OC’z latest laptop SSD manages to break the $100 barrier. But there’s a catch. It only stores 32GB. That’s probably enough for some netbook users though, or for anyone looking for a fast drive to store their operating system and bootup programs while offloading other data to a larger hard drive.
The OCZ Onyx Series SSD is a 2.5 inch disk that can fit comfortably in most laptops or desktops. It can handle read speeds up to 125MB/s and write speeds up to 70MB/s.
This isn’t the only sub-$100 SSD on the market. Kingston also introduced a 30GB SSD that sells for about $80 earlier this year.
via Hot Hardware and Gizmodo
Not bad considering how such a drive would have cost just last year but I think most people are either waiting for the prices to get even better or for systems that will support the mSATA format to come out. So they can get a small SSD boot drive and still use a hard drive for storage in the same system.

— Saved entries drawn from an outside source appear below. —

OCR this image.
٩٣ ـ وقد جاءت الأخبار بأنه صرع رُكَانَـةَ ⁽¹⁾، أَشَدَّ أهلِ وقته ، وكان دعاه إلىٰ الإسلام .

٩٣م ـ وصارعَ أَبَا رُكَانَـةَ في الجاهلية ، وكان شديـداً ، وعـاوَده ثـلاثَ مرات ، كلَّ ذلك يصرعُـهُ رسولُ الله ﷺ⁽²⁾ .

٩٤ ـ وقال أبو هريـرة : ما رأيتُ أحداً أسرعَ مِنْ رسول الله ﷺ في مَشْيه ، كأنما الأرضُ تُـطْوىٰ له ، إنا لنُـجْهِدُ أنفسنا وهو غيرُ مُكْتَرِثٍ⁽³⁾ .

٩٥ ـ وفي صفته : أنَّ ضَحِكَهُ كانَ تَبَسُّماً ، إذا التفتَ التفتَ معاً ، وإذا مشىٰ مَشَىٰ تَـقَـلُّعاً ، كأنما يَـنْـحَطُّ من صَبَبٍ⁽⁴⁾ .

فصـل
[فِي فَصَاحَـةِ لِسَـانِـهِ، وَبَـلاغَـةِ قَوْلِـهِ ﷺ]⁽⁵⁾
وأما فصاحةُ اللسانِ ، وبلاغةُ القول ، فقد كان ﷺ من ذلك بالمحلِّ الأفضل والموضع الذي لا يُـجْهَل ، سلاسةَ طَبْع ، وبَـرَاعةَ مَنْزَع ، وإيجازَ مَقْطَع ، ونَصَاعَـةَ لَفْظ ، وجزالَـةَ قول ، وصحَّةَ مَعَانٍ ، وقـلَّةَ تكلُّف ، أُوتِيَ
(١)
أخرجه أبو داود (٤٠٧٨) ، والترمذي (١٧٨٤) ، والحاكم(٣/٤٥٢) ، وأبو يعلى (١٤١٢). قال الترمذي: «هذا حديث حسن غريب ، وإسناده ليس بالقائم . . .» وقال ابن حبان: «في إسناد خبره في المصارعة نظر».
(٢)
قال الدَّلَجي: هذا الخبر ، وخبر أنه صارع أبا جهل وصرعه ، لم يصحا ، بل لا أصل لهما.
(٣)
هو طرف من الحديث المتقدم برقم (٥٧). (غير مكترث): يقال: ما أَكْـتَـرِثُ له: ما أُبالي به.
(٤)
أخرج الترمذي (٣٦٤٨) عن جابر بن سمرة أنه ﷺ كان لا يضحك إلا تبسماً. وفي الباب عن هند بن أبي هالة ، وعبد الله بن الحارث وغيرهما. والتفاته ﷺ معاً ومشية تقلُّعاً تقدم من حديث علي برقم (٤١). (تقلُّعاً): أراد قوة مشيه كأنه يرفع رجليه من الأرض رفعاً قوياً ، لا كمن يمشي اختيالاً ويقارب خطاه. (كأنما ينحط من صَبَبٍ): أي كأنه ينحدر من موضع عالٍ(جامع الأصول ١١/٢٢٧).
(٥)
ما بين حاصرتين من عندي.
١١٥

Unfortunately, though a few companies are already set to produce mSATA drives, no company has put a mSATA slot in any new model system yet.
Netbooks are portable devices. SSDs have much better shock resistance than HDDs. That is a key reason to use them. Move it around when operating, bump it, turn it upside down with no worries.
There is nothing silly about spending $100 for an SSD with more storage than you are likely to need on a netbook. My Eee 701 has been working happily with a 4GB SSD for several years now. I just installed a 30GB OCZ SSD in my Eee 1005HAB. The massive pre-beta Jolicloud installation takes slightly over 2 GB of that.